Cuba se dit « prêt au dialogue » avec les États-Unis
La perspective d’un rapprochement entre Etats-Unis et Cuba reste incertaine, le président cubain Miguel Díaz-Canel insistant sur un préalable : un dialogue « sans pressions » ni « préconditions ». Le département d’Etat a annoncé une aide humanitaire supplémentaire de 6 millions de dollars via l’Eglise catholique cubaine, après un premier envoi de 3 millions en janvier.
La perspective d’un rapprochement entre les États-Unis et Cuba demeure incertaine. Alors que Washington indique que des discussions sont en cours, le président cubain, Miguel Díaz-Canel, insiste sur un préalable : un dialogue « sans pressions » ni « préconditions », en excluant toute « ingérence » dans les affaires internes de l’île.
Lors d’une conférence de presse diffusée à la télévision nationale, il a déclaré : « Cuba est prêt à un dialogue avec les États-Unis, à un dialogue sur n’importe lequel des sujets dont on souhaite débattre ou discuter. » Néanmoins, il a immédiatement précisé cette ouverture : « Sans pressions […], sans préconditions », et « sans aborder les questions qui nous sont propres et que nous pouvons considérer comme une ingérence dans nos affaires internes ».
À Washington, le ton est différent. La porte-parole de la Maison-Blanche, Karoline Leavitt, a estimé que Miguel Díaz-Canel « devrait faire preuve de sagesse dans les déclarations qu’il adresse au président des États-Unis », ajoutant que « le gouvernement cubain est à l’agonie et que son pays est sur le point de s’effondrer ». Elle a également déclaré que le président Donald Trump est « toujours disposé à engager un dialogue diplomatique » et que celui-ci serait déjà « en train de se produire ».

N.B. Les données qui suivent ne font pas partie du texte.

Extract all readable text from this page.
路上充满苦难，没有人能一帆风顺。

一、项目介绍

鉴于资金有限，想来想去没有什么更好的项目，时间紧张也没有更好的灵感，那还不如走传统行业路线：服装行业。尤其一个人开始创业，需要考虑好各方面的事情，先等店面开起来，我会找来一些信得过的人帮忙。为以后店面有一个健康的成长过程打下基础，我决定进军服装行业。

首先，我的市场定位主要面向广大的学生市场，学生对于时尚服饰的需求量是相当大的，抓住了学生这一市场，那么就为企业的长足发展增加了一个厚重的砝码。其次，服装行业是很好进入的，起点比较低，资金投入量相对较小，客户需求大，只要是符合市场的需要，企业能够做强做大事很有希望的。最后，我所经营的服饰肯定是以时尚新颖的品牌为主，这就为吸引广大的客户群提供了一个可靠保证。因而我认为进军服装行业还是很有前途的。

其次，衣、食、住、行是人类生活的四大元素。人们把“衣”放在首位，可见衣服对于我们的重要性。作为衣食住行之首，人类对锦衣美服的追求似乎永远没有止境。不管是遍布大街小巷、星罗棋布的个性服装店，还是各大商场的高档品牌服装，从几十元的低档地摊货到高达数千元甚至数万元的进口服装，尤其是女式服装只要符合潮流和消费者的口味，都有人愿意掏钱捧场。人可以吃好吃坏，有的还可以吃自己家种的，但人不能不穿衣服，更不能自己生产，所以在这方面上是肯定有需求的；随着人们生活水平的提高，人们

Depuis la mi-janvier, Donald Trump affirme que des pourparlers sont en cours et qu’un « accord » possible avec Cuba est envisageable. Les autorités cubaines reconnaissent qu’il y a eu « bien des échanges de messages », tout en précisant qu’il ne s’agit pas « de dialogue à proprement parler ». Parallèlement, la pression économique a augmenté : après l’arrêt des livraisons en provenance du Venezuela suite à la capture du président Nicolás Maduro, un décret permet désormais aux États-Unis d’imposer des droits de douane aux pays vendant du pétrole à Cuba, et Washington a affirmé que le Mexique mettra fin à ses livraisons commencées en 2023.
L’administration américaine justifie cette politique par une « menace exceptionnelle » pour la sécurité nationale, Cuba étant situé à 150 kilomètres de la Floride. La Havane, de son côté, dénonce une volonté « d’asphyxier » son économie déjà soumise à l’embargo. En outre, le département d’État a annoncé une aide humanitaire supplémentaire de 6 millions de dollars via l’Église catholique cubaine, après un premier envoi de 3 millions en janvier, que les autorités cubaines qualifient de « manipulation politique ».
Sur le plan intérieur, Miguel Díaz-Canel a reconnu une « pénurie aiguë de carburant » en raison de la pression américaine. La production d’électricité issue des groupes électrogènes au diesel et au fioul a été « nulle » ces dernières semaines, faute de combustible, aggravant les coupures. « Nous ne pouvons pas expliquer ouvertement tout ce que nous faisons », a-t-il déclaré, tout en assurant que « Cuba n’est pas seul » et en rappelant que les énergies renouvelables représentent désormais 10 % de la production nationale, contre 3 % avant 2023.